Though it might have been amusing to further spike the terror in Suzy’s face, there was no sense in letting things get out of control. Pete stepped into John’s scent field of urine, wood smoke and alcohol seepage. Hooking arms with the scrawny wino, Pete neatly turned him aside, downstream. John’s resistance was brief. One good reason to weigh 260 pounds is that no near-dead river rat would dream of fighting you.


“God, Pete,” John whined. “Just having a little fun.”


“You don’t need that kind of trouble, my friend. Keep on going, now.” Pete gave him another buck, and a southward shove.


Pete himself turned north, partly to keep his bulk between the girl and John, ideally to extend comfort and, possibly, reap her gratitude. Lumbering within earshot, he called, “Hey! Suzy! You okay?” At the sound of his voice, she broke into a run and then slipped through a gap in the fence.


By the time he got there, she was half a block away, scampering down the middle of an Atwater avenue. He considered following, to see where she lived, so that some day, with this morning’s gallantry long forgotten, she’d come in from the grocery store, toss her purse on the coffee table and there he’d be, sprawled on her sofa, skimming Redbook. “Well, well, well,” he’d say. “What took me so long?”

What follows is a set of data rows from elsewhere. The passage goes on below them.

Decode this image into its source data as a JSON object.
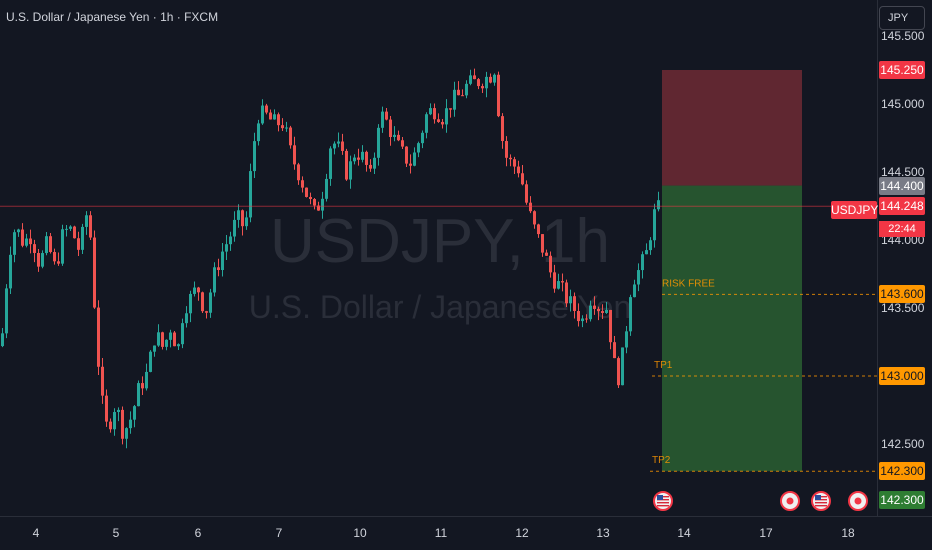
{
  "header": {
    "symbol_title": "U.S. Dollar / Japanese Yen · 1h · FXCM",
    "currency_button": "JPY"
  },
  "watermark": {
    "symbol": "USDJPY, 1h",
    "description": "U.S. Dollar / Japanese Yen"
  },
  "price_axis": {
    "ticks": [
      "145.500",
      "145.000",
      "144.500",
      "144.000",
      "143.500",
      "142.500"
    ]
  },
  "time_axis": {
    "ticks": [
      "4",
      "5",
      "6",
      "7",
      "10",
      "11",
      "12",
      "13",
      "14",
      "17",
      "18"
    ]
  },
  "position": {
    "type": "short",
    "entry": 144.4,
    "stop": 145.25,
    "target": 142.3,
    "stop_label": "145.250",
    "entry_label": "144.400",
    "risk_color": "#6e2a34",
    "reward_color": "#2e6934"
  },
  "levels": [
    {
      "name": "RISK FREE",
      "price_label": "143.600",
      "value": 143.6,
      "color": "#ff9800"
    },
    {
      "name": "TP1",
      "price_label": "143.000",
      "value": 143.0,
      "color": "#ff9800"
    },
    {
      "name": "TP2",
      "price_label": "142.300",
      "value": 142.3,
      "color": "#ff9800"
    }
  ],
  "current_price": {
    "symbol_tag": "USDJPY",
    "price_label": "144.248",
    "countdown": "22:44",
    "value": 144.248,
    "color": "#f23645"
  },
  "target_price_label": "142.300",
  "event_icons": [
    "us-flag-icon",
    "event-circle-icon",
    "us-flag-icon",
    "event-circle-icon"
  ],
  "colors": {
    "up": "#26a69a",
    "down": "#ef5350",
    "background": "#131722",
    "text": "#d1d4dc",
    "gray_label": "#787b86",
    "target_label": "#2e7d32"
  },
  "chart_data": {
    "type": "candlestick",
    "title": "U.S. Dollar / Japanese Yen · 1h · FXCM",
    "xlabel": "",
    "ylabel": "",
    "ylim": [
      142.2,
      145.6
    ],
    "x_categories": [
      "4",
      "5",
      "6",
      "7",
      "10",
      "11",
      "12",
      "13",
      "14",
      "17",
      "18"
    ],
    "close_path": [
      [
        0,
        143.22
      ],
      [
        4,
        143.6
      ],
      [
        8,
        143.92
      ],
      [
        14,
        144.1
      ],
      [
        22,
        143.98
      ],
      [
        30,
        144.04
      ],
      [
        38,
        143.82
      ],
      [
        46,
        143.98
      ],
      [
        54,
        143.78
      ],
      [
        62,
        144.06
      ],
      [
        70,
        144.08
      ],
      [
        78,
        143.92
      ],
      [
        86,
        144.22
      ],
      [
        90,
        143.96
      ],
      [
        94,
        143.4
      ],
      [
        98,
        143.0
      ],
      [
        102,
        142.72
      ],
      [
        106,
        142.6
      ],
      [
        114,
        142.8
      ],
      [
        122,
        142.58
      ],
      [
        130,
        142.7
      ],
      [
        138,
        142.92
      ],
      [
        146,
        143.02
      ],
      [
        154,
        143.32
      ],
      [
        162,
        143.2
      ],
      [
        170,
        143.38
      ],
      [
        176,
        143.16
      ],
      [
        182,
        143.5
      ],
      [
        190,
        143.58
      ],
      [
        196,
        143.66
      ],
      [
        204,
        143.46
      ],
      [
        212,
        143.72
      ],
      [
        220,
        143.9
      ],
      [
        228,
        144.02
      ],
      [
        236,
        144.16
      ],
      [
        244,
        144.08
      ],
      [
        250,
        144.55
      ],
      [
        256,
        144.92
      ],
      [
        264,
        144.92
      ],
      [
        272,
        144.86
      ],
      [
        282,
        144.86
      ],
      [
        290,
        144.62
      ],
      [
        298,
        144.48
      ],
      [
        306,
        144.32
      ],
      [
        314,
        144.18
      ],
      [
        322,
        144.38
      ],
      [
        330,
        144.74
      ],
      [
        338,
        144.66
      ],
      [
        346,
        144.48
      ],
      [
        354,
        144.66
      ],
      [
        362,
        144.6
      ],
      [
        370,
        144.44
      ],
      [
        378,
        144.94
      ],
      [
        386,
        144.86
      ],
      [
        394,
        144.72
      ],
      [
        402,
        144.62
      ],
      [
        410,
        144.56
      ],
      [
        418,
        144.74
      ],
      [
        426,
        144.94
      ],
      [
        434,
        144.96
      ],
      [
        442,
        144.9
      ],
      [
        450,
        145.02
      ],
      [
        458,
        145.06
      ],
      [
        466,
        145.14
      ],
      [
        474,
        145.16
      ],
      [
        482,
        145.18
      ],
      [
        490,
        145.22
      ],
      [
        494,
        145.28
      ],
      [
        498,
        144.86
      ],
      [
        504,
        144.62
      ],
      [
        510,
        144.56
      ],
      [
        518,
        144.52
      ],
      [
        526,
        144.24
      ],
      [
        534,
        144.06
      ],
      [
        542,
        143.92
      ],
      [
        550,
        143.74
      ],
      [
        558,
        143.66
      ],
      [
        566,
        143.56
      ],
      [
        574,
        143.48
      ],
      [
        582,
        143.4
      ],
      [
        590,
        143.6
      ],
      [
        598,
        143.5
      ],
      [
        606,
        143.5
      ],
      [
        612,
        143.1
      ],
      [
        618,
        142.98
      ],
      [
        624,
        143.3
      ],
      [
        630,
        143.7
      ],
      [
        638,
        143.78
      ],
      [
        646,
        143.92
      ],
      [
        652,
        144.18
      ],
      [
        656,
        144.22
      ],
      [
        660,
        144.248
      ]
    ]
  }
}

He did not pursue her, however, as he had not asked for and received his mother’s permission to do so, that being the prerequisite for all variations of his daily routine.


 


His next stop was the gym. A gay gym, filled with mirrors, but what did he care? It was the only gym in walking distance of the apartment. Guys gazed raptly at their reflections as they ran treadmills, rode the stationary bikes and pumped iron. And there he was, the slag heap of flesh, monument to the fleeting comfort of food, to whom no one — male, female or indifferent — would give the hairy eyeball. Pete pedaled to manic house music for thirty minutes, sweating a cataract. He lifted free weights with sissy poundage and did bicep curls with ten-pound dumbbells, three sets of ten, then triceps extensions with five-pounders. He still couldn’t lift a weight without thinking of the one that had broken through his ex-wife’s computer screen — the crackle, the exquisite gratification, the utter irremediability. Oh, the look on her face! (And the terror in their son’s.) Leg curls he performed on the machines, twenty for hamstrings, fifty for quads. As for squats, the bare bar was all he could manage, and even then he had to elevate his heels. A set of ten lunges set him quivering like a great unmolded gelatin. His gut had grown so large in the last six months that it sabotaged his sit-ups, requiring him to spread his knees so wide his balls popped from his shorts for the amused perusal of passersby. For weeks he’d obliviously left pools of sweat on the inclined board until the owner of the gym presented him with a stack of towels and asked ever so politely if Pete might possibly mop up after himself.


The workouts had sparked some improvement, although not so as anybody else could notice. For Pete, the bottom was rising. At least not every oncoming car, or height above twenty feet, or electrical cord and length of nylon rope, presented itself as the solution to all his problems.